One of the standout features of the Blodgett R11021 is its advanced cooking technology, which includes a patented airflow system. This system ensures even heat distribution throughout the oven cavity, allowing for uniform cooking and baking. The oven is equipped with multiple racks, providing ample space for various dishes simultaneously. The ability to use multiple racks enhances productivity, making it easier to manage large orders during peak service times.

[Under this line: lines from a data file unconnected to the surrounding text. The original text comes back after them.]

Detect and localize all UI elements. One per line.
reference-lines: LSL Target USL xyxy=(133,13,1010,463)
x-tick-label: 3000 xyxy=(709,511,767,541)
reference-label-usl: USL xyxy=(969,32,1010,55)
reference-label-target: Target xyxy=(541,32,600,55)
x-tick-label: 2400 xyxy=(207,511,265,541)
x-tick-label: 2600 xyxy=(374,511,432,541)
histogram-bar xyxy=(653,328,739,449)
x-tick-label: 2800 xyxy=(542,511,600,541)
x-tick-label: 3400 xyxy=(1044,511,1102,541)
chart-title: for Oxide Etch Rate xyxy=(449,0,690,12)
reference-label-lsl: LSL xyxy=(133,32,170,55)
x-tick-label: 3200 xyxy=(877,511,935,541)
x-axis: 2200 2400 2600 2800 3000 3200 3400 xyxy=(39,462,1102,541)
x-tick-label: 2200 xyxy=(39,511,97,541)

Additionally, the R11021 boasts an intuitive digital control panel. This user-friendly interface allows chefs to easily adjust cooking times and temperatures, monitor oven performance, and access pre-programmed recipes. The digital display provides precise temperature readings and real-time data, empowering kitchen staff to maintain consistency in their culinary creations.

Safety features are also a priority in the Blodgett R11021. The oven is designed with a robust stainless-steel exterior and double-layered glass doors, which not only enhance durability but also improve insulation. This construction results in energy efficiency, reducing operational costs while maintaining the desired cooking temperatures. The oven’s cool-touch door ensures that chefs can safely check on dishes without the risk of burns.

The Blodgett R11021’s performance is complemented by its quick recovery time. After the door is opened, the oven rapidly returns to the set temperature, reducing wait times and enhancing overall cooking efficiency. The oven also allows for humidity adjustment, giving chefs the ability to create steam for moist baking, which is especially beneficial for bread and pastries.

In summary, the Blodgett R11021 is a state-of-the-art convection oven packed with features that meet the demands of any busy kitchen. Its innovative technology, user-friendly controls, safety measures, and efficient energy use make it an invaluable asset for any food service operation. With a reputation for quality and performance, the R11021 allows chefs to unleash their creativity while ensuring that every dish is cooked to perfection.